A nossa Constituição da República prevê como direito fundamental a proteção da terceira idade, a par da proteção da infância e da juventude.

Prescreve o artigo 72.º da C.R.P.:

“1- As pessoas idosas têm direito à segurança económica e a condições de habitação e convívio familiar e comunitário que respeitem a sua autonomia pessoal e evitem e superem o isolamento ou a marginalização social.

2- A política de terceira idade engloba medidas de caráter económico, social e cultural tendentes a proporcionar às pessoas idosas oportunidades de realização pessoal, através de uma participação activa na vida da comunidade.”

Existe um projeto muito interessante, de origem espanhola, que está a ser implementado no nosso país designado “Adota um avô”. O objetivo do projeto não é levar a pessoa para casa, mas sim estabelecer laços de amizade e companheirismo.

Projeto interessante para a região do Minho o adotar.

Convido a participar no projeto “Adote um avô”. Em diversos lares poderá conhecer idosos que não querem muito de si.

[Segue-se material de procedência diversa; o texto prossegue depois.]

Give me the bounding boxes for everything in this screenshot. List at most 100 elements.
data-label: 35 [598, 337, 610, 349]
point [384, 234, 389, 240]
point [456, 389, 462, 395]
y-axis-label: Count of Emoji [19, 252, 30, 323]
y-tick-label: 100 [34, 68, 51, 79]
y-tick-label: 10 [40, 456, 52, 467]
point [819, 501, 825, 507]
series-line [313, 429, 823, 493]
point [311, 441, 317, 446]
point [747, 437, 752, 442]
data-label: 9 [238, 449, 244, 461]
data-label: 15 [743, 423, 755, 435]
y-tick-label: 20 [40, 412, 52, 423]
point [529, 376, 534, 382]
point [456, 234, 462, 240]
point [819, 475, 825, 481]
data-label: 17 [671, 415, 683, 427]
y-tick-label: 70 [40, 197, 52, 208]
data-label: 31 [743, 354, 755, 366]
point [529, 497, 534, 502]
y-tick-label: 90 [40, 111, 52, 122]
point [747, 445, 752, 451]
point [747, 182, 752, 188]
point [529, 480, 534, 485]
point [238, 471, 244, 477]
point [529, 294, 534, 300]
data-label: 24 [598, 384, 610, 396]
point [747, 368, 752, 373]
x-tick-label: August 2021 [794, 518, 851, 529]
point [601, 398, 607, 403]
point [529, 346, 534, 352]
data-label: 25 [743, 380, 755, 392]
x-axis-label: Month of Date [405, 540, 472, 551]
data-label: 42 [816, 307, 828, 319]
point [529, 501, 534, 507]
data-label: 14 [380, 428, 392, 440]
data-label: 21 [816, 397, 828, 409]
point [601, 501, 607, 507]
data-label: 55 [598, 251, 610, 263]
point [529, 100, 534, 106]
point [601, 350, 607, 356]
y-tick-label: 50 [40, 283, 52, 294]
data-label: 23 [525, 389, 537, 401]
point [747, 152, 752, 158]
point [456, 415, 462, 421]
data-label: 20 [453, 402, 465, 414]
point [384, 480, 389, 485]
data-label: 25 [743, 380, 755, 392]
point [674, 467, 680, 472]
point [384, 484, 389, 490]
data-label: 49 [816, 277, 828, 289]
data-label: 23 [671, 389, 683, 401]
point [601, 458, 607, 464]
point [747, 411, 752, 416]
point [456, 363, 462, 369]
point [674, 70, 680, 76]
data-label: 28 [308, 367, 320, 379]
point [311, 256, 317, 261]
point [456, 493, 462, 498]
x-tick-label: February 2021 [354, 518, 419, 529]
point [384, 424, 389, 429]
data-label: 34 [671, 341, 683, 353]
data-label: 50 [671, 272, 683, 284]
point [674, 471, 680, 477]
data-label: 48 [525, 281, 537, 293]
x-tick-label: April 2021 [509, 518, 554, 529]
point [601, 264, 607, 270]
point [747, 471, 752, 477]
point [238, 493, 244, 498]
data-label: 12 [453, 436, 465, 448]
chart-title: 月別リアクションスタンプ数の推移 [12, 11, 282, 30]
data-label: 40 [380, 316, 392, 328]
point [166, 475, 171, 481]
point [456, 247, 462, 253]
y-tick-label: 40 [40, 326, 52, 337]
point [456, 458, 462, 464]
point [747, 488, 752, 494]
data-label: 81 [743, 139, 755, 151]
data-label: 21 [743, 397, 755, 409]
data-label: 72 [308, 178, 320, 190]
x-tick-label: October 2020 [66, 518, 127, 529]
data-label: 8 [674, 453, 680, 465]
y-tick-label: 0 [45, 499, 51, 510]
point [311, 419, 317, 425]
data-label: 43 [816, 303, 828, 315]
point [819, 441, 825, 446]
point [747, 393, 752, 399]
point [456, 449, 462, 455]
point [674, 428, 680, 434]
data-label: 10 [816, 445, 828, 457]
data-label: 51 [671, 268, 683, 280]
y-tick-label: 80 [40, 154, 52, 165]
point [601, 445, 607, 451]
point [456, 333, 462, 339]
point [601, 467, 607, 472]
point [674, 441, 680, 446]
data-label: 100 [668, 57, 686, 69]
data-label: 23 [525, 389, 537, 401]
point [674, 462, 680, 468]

Querem o seu sorriso, o seu abraço, o seu tempo.

Querem que esteja disposto a ouvir as suas histórias, saber de suas verdades e porquês.

É um privilégio quem ainda possui um avô e teve a oportunidade de conhecê-lo, por isso estime-o e seja carinhoso e amável com ele.

Um bem-haja aos nossos avós, em especial aos avós dos meus filhos!